Design and validation of a dual-functional damper based on a stepper motor for energy harvesting and vibration control

Abstract

Dampers are widely used to reduce undesired vibrations. In recent decades, they have been developed from the energy dissipation strategy to the energy harvesting strategy. Dual-functional dampers, which convert part of vibration energy into electrical energy, are intensively studied. DC motors are the most applied electromagnetic transducers in these studies. In this paper, two-phase stepper motors are applied as adjustable electrical dampers and energy harvesters. Dual-functional dampers using stepper motors inherently have higher damping density than those using DC motors, as stepper motors have more pole pairs than DC motors. The nonlinear theoretical electrical damping coefficient of two-phase stepper motors is derived and compared with that of DC motors.
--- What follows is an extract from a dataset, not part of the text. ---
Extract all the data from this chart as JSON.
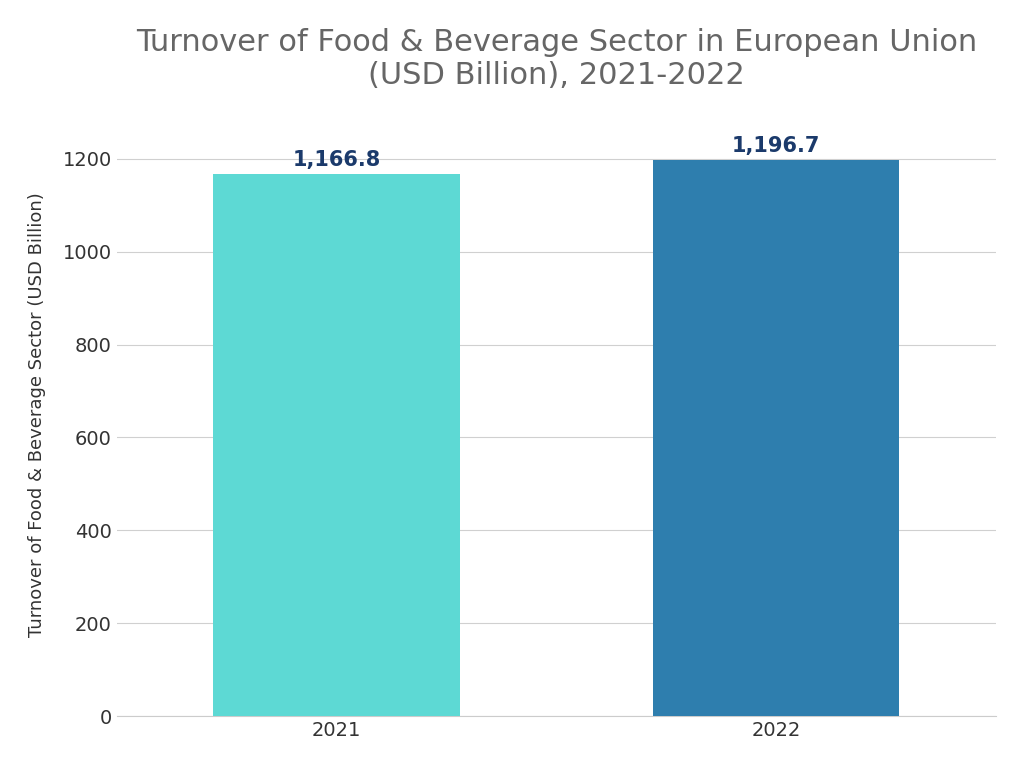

A dual two-stage Energy Harvesting Circuit (EHC) is proposed to realize the function of adjustable electrical damping through resistance emulation and the function of harvesting energy. A test bench is built to experimentally verify the adjustable electrical damping and energy harvesting performance of a selected two-phase hybrid stepper motor with the proposed dual two-stage energy harvesting circuit. The numerical solution from the identified model shows a high agreement with the experimental results. The energy harvesting efficiency in the electrical domain has reached about 85%. This tested dual-functional damper using a stepper motor has been successfully integrated into a full-scale demonstrator of the distributed-Multiple Tuned Facade Damping (d-MTFD) system.